I just finished Blogging by Jill Walker Rettberg for my class, Writing For Electronic Communities. The book seems to be written for an academic audience but is written simply enough that anyone can get a great deal out of it. The book is very practical, and much less theoretical than I anticipated. I expected a theory-heavy book focusing on myopic discussion of cultural theorists and technologists whose names most readers wouldn’t recognize. Instead, I got a short, well-written overview of the blogging space, from a historical and technological perspective.

Blogging, Rettberg argues, represents an inversion of the traditional roles audiences play in the delivery of media. While it is easy for many of us who grew up around the web to take the power of blogging for granted, it is important to remember that “[j]ust a few decades ago, our media culture was dominated by a small number of media producers who distributed their publications and broadcasts to large, relatively passive audiences” (pg. 31). Whereas in the past, audiences played a passive role, merely reading a text or watching a film, for instance. Blogging allows people without a printing press or expertise in html coding to create and remake media in increasingly sophisticated way.

Rettberg shows blogging’s place on the arc of communication’s history. She points to Plato’s now infamous damnation of writing, and his opinion that writing is inferior to dialog. She contrasts “well-tended blogs” with the type of writing Plato condemned because of their dialogic nature (pg 36). While many blogs are disbanded or have their comments disabled (for many good-natured reasons, such as an overwhelming glut of comments) the author illustrates cogently how blogs are ideally to be used as a sort of public forum.

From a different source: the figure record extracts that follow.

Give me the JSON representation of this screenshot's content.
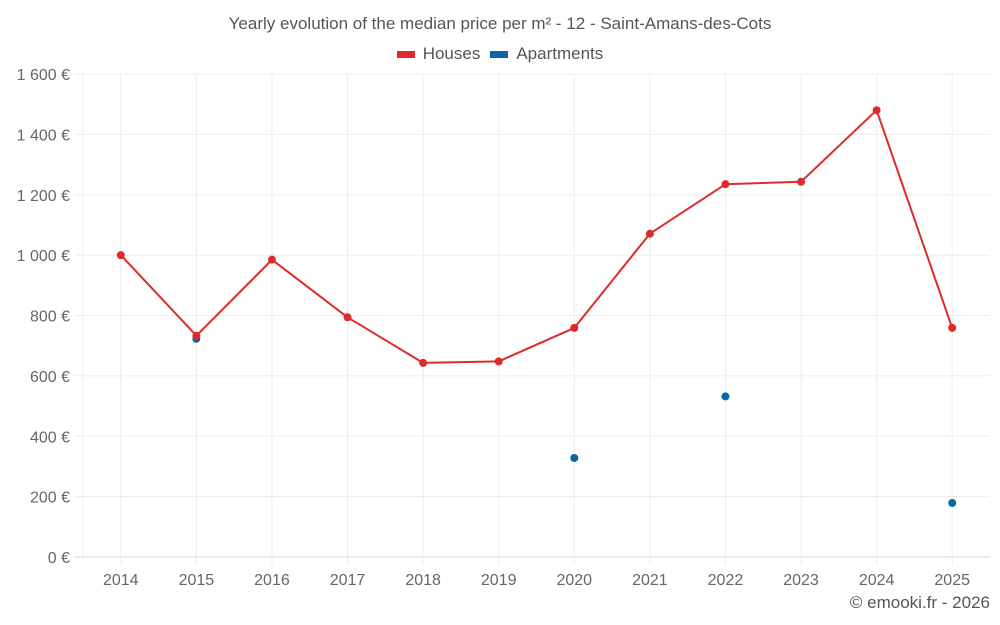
{
  "chart_data": {
    "type": "line",
    "title": "Yearly evolution of the median price per m² - 12 - Saint-Amans-des-Cots",
    "xlabel": "",
    "ylabel": "",
    "x": [
      "2014",
      "2015",
      "2016",
      "2017",
      "2018",
      "2019",
      "2020",
      "2021",
      "2022",
      "2023",
      "2024",
      "2025"
    ],
    "ylim": [
      0,
      1600
    ],
    "yticks": [
      0,
      200,
      400,
      600,
      800,
      1000,
      1200,
      1400,
      1600
    ],
    "ytick_labels": [
      "0 €",
      "200 €",
      "400 €",
      "600 €",
      "800 €",
      "1 000 €",
      "1 200 €",
      "1 400 €",
      "1 600 €"
    ],
    "grid": true,
    "legend_position": "top-center",
    "series": [
      {
        "name": "Houses",
        "color": "#dd2b2b",
        "show_line": true,
        "values": [
          1000,
          733,
          985,
          794,
          643,
          648,
          759,
          1071,
          1235,
          1243,
          1480,
          759
        ]
      },
      {
        "name": "Apartments",
        "color": "#0a67a3",
        "show_line": false,
        "values": [
          null,
          723,
          null,
          null,
          null,
          null,
          328,
          null,
          532,
          null,
          null,
          179
        ]
      }
    ]
  },
  "legend": {
    "houses": "Houses",
    "apartments": "Apartments",
    "houses_color": "#dd2b2b",
    "apartments_color": "#0a67a3"
  },
  "credit": "© emooki.fr - 2026"
}
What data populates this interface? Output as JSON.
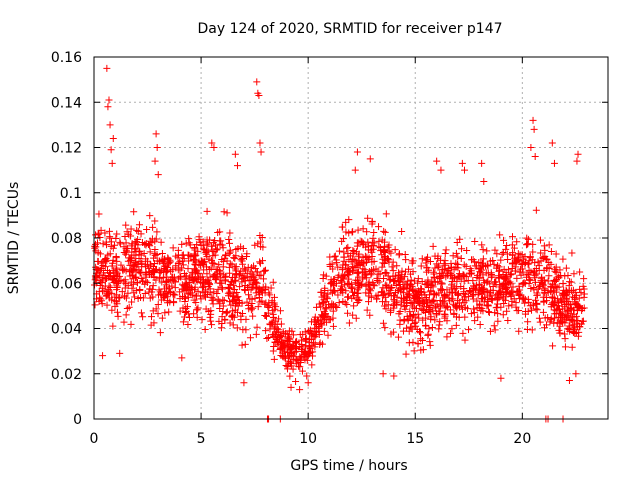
{
  "chart_data": {
    "type": "scatter",
    "title": "Day 124 of 2020, SRMTID for receiver p147",
    "xlabel": "GPS time / hours",
    "ylabel": "SRMTID / TECUs",
    "xlim": [
      0,
      24
    ],
    "ylim": [
      0,
      0.16
    ],
    "x_ticks": [
      0,
      5,
      10,
      15,
      20
    ],
    "x_tick_labels": [
      "0",
      "5",
      "10",
      "15",
      "20"
    ],
    "y_ticks": [
      0,
      0.02,
      0.04,
      0.06,
      0.08,
      0.1,
      0.12,
      0.14,
      0.16
    ],
    "y_tick_labels": [
      "0",
      "0.02",
      "0.04",
      "0.06",
      "0.08",
      "0.1",
      "0.12",
      "0.14",
      "0.16"
    ],
    "grid": true,
    "marker": "plus",
    "color": "#ff0000",
    "series": [
      {
        "name": "SRMTID",
        "trend": [
          {
            "x": 0.0,
            "y": 0.07,
            "spread": 0.018
          },
          {
            "x": 1.0,
            "y": 0.06,
            "spread": 0.02
          },
          {
            "x": 2.0,
            "y": 0.068,
            "spread": 0.018
          },
          {
            "x": 3.0,
            "y": 0.062,
            "spread": 0.018
          },
          {
            "x": 4.0,
            "y": 0.06,
            "spread": 0.016
          },
          {
            "x": 5.0,
            "y": 0.065,
            "spread": 0.018
          },
          {
            "x": 6.0,
            "y": 0.062,
            "spread": 0.02
          },
          {
            "x": 7.0,
            "y": 0.055,
            "spread": 0.02
          },
          {
            "x": 7.8,
            "y": 0.06,
            "spread": 0.02
          },
          {
            "x": 8.5,
            "y": 0.04,
            "spread": 0.012
          },
          {
            "x": 9.0,
            "y": 0.03,
            "spread": 0.008
          },
          {
            "x": 10.0,
            "y": 0.03,
            "spread": 0.008
          },
          {
            "x": 10.5,
            "y": 0.045,
            "spread": 0.012
          },
          {
            "x": 11.0,
            "y": 0.055,
            "spread": 0.016
          },
          {
            "x": 12.0,
            "y": 0.065,
            "spread": 0.018
          },
          {
            "x": 13.0,
            "y": 0.068,
            "spread": 0.018
          },
          {
            "x": 14.0,
            "y": 0.06,
            "spread": 0.02
          },
          {
            "x": 15.0,
            "y": 0.05,
            "spread": 0.018
          },
          {
            "x": 16.0,
            "y": 0.058,
            "spread": 0.02
          },
          {
            "x": 17.0,
            "y": 0.058,
            "spread": 0.018
          },
          {
            "x": 18.0,
            "y": 0.06,
            "spread": 0.018
          },
          {
            "x": 19.0,
            "y": 0.058,
            "spread": 0.018
          },
          {
            "x": 20.0,
            "y": 0.065,
            "spread": 0.018
          },
          {
            "x": 21.0,
            "y": 0.06,
            "spread": 0.02
          },
          {
            "x": 22.0,
            "y": 0.048,
            "spread": 0.016
          },
          {
            "x": 22.9,
            "y": 0.05,
            "spread": 0.016
          }
        ],
        "points": [
          {
            "x": 0.6,
            "y": 0.155
          },
          {
            "x": 0.7,
            "y": 0.141
          },
          {
            "x": 0.65,
            "y": 0.138
          },
          {
            "x": 0.75,
            "y": 0.13
          },
          {
            "x": 0.8,
            "y": 0.119
          },
          {
            "x": 0.9,
            "y": 0.124
          },
          {
            "x": 0.85,
            "y": 0.113
          },
          {
            "x": 2.9,
            "y": 0.126
          },
          {
            "x": 2.95,
            "y": 0.12
          },
          {
            "x": 2.85,
            "y": 0.114
          },
          {
            "x": 3.0,
            "y": 0.108
          },
          {
            "x": 5.5,
            "y": 0.122
          },
          {
            "x": 5.6,
            "y": 0.12
          },
          {
            "x": 6.6,
            "y": 0.117
          },
          {
            "x": 6.7,
            "y": 0.112
          },
          {
            "x": 7.6,
            "y": 0.149
          },
          {
            "x": 7.65,
            "y": 0.144
          },
          {
            "x": 7.7,
            "y": 0.143
          },
          {
            "x": 7.75,
            "y": 0.122
          },
          {
            "x": 7.8,
            "y": 0.118
          },
          {
            "x": 12.3,
            "y": 0.118
          },
          {
            "x": 12.2,
            "y": 0.11
          },
          {
            "x": 12.9,
            "y": 0.115
          },
          {
            "x": 16.0,
            "y": 0.114
          },
          {
            "x": 16.2,
            "y": 0.11
          },
          {
            "x": 17.2,
            "y": 0.113
          },
          {
            "x": 17.3,
            "y": 0.11
          },
          {
            "x": 18.1,
            "y": 0.113
          },
          {
            "x": 18.2,
            "y": 0.105
          },
          {
            "x": 20.5,
            "y": 0.132
          },
          {
            "x": 20.55,
            "y": 0.128
          },
          {
            "x": 20.4,
            "y": 0.12
          },
          {
            "x": 20.6,
            "y": 0.116
          },
          {
            "x": 21.4,
            "y": 0.122
          },
          {
            "x": 21.5,
            "y": 0.113
          },
          {
            "x": 22.6,
            "y": 0.117
          },
          {
            "x": 22.55,
            "y": 0.114
          },
          {
            "x": 8.1,
            "y": 0.0
          },
          {
            "x": 8.15,
            "y": 0.0
          },
          {
            "x": 8.7,
            "y": 0.0
          },
          {
            "x": 21.1,
            "y": 0.0
          },
          {
            "x": 21.2,
            "y": 0.0
          },
          {
            "x": 21.9,
            "y": 0.0
          },
          {
            "x": 7.0,
            "y": 0.016
          },
          {
            "x": 9.2,
            "y": 0.014
          },
          {
            "x": 9.6,
            "y": 0.013
          },
          {
            "x": 10.0,
            "y": 0.016
          },
          {
            "x": 13.5,
            "y": 0.02
          },
          {
            "x": 14.0,
            "y": 0.019
          },
          {
            "x": 19.0,
            "y": 0.018
          },
          {
            "x": 22.2,
            "y": 0.017
          },
          {
            "x": 22.5,
            "y": 0.02
          },
          {
            "x": 0.4,
            "y": 0.028
          },
          {
            "x": 1.2,
            "y": 0.029
          },
          {
            "x": 4.1,
            "y": 0.027
          }
        ]
      }
    ]
  }
}
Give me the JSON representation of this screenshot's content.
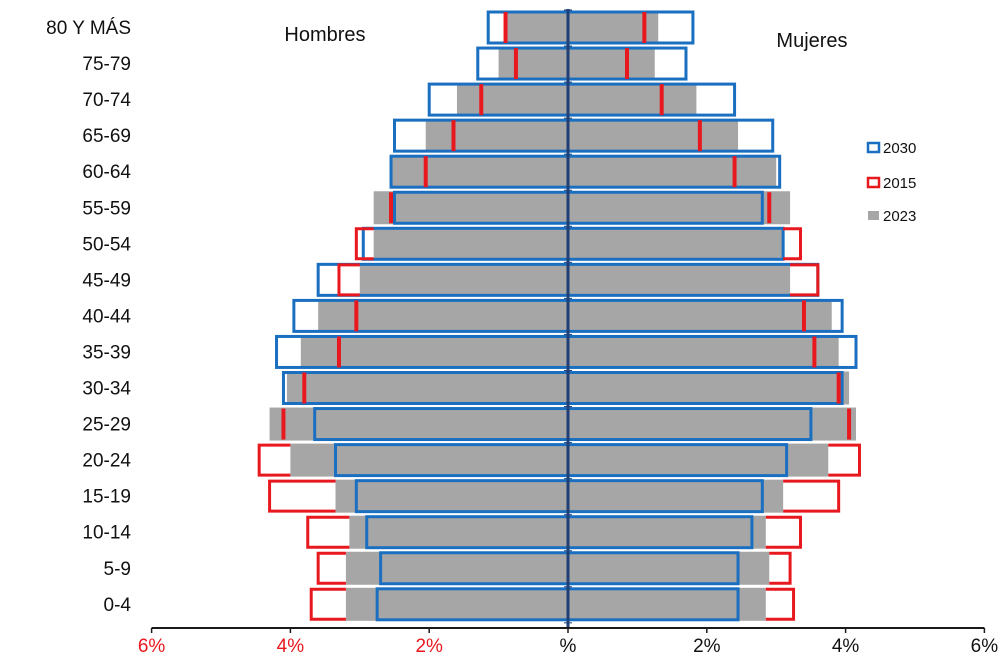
{
  "chart_data": {
    "type": "bar",
    "orientation": "horizontal",
    "layout": "population-pyramid",
    "side_labels": {
      "left": "Hombres",
      "right": "Mujeres"
    },
    "center_label": "%",
    "x_tick_labels": [
      "6%",
      "4%",
      "2%",
      "%",
      "2%",
      "4%",
      "6%"
    ],
    "x_ticks": [
      -6,
      -4,
      -2,
      0,
      2,
      4,
      6
    ],
    "xlim": [
      -6,
      6
    ],
    "categories": [
      "0-4",
      "5-9",
      "10-14",
      "15-19",
      "20-24",
      "25-29",
      "30-34",
      "35-39",
      "40-44",
      "45-49",
      "50-54",
      "55-59",
      "60-64",
      "65-69",
      "70-74",
      "75-79",
      "80 Y MÁS"
    ],
    "series": [
      {
        "name": "2030",
        "style": "outline",
        "color": "#1a6fc0",
        "men": [
          2.75,
          2.7,
          2.9,
          3.05,
          3.35,
          3.65,
          4.1,
          4.2,
          3.95,
          3.6,
          2.95,
          2.5,
          2.55,
          2.5,
          2.0,
          1.3,
          1.15
        ],
        "women": [
          2.45,
          2.45,
          2.65,
          2.8,
          3.15,
          3.5,
          3.95,
          4.15,
          3.95,
          3.6,
          3.1,
          2.8,
          3.05,
          2.95,
          2.4,
          1.7,
          1.8
        ]
      },
      {
        "name": "2015",
        "style": "outline",
        "color": "#e8191e",
        "men": [
          3.7,
          3.6,
          3.75,
          4.3,
          4.45,
          4.1,
          3.8,
          3.3,
          3.05,
          3.3,
          3.05,
          2.55,
          2.05,
          1.65,
          1.25,
          0.75,
          0.9
        ],
        "women": [
          3.25,
          3.2,
          3.35,
          3.9,
          4.2,
          4.05,
          3.9,
          3.55,
          3.4,
          3.6,
          3.35,
          2.9,
          2.4,
          1.9,
          1.35,
          0.85,
          1.1
        ]
      },
      {
        "name": "2023",
        "style": "filled",
        "color": "#a6a6a6",
        "men": [
          3.2,
          3.2,
          3.15,
          3.35,
          4.0,
          4.3,
          4.05,
          3.85,
          3.6,
          3.0,
          2.8,
          2.8,
          2.55,
          2.05,
          1.6,
          1.0,
          0.9
        ],
        "women": [
          2.85,
          2.9,
          2.85,
          3.1,
          3.75,
          4.15,
          4.05,
          3.9,
          3.8,
          3.2,
          3.1,
          3.2,
          3.0,
          2.45,
          1.85,
          1.25,
          1.3
        ]
      }
    ],
    "legend": {
      "placement": "right",
      "order": [
        "2030",
        "2015",
        "2023"
      ]
    },
    "grid": false
  }
}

The second half of the book– with chapters about social networks, citizen journalism, and the ways in which blogs can be used as narratives– was not nearly as compelling. Maybe it’s just a bias on my part, but I feel that the implications of blogging– the almost Marxist redistribution of power from the landlords (old media producers) to the hands of the proletariat-esque blogger in his or her dorm room is a storyline that was discussed, but was not given nearly enough credit. This paradigm shift in written communication and the inversion of the traditional producer/consumer relationship to that of producer/producer-consumer relationship was the true star of the show, in my estimation. This criticism is just a preference on my part, and should in no way discount the valuable insights Rettberg shares in Blogging.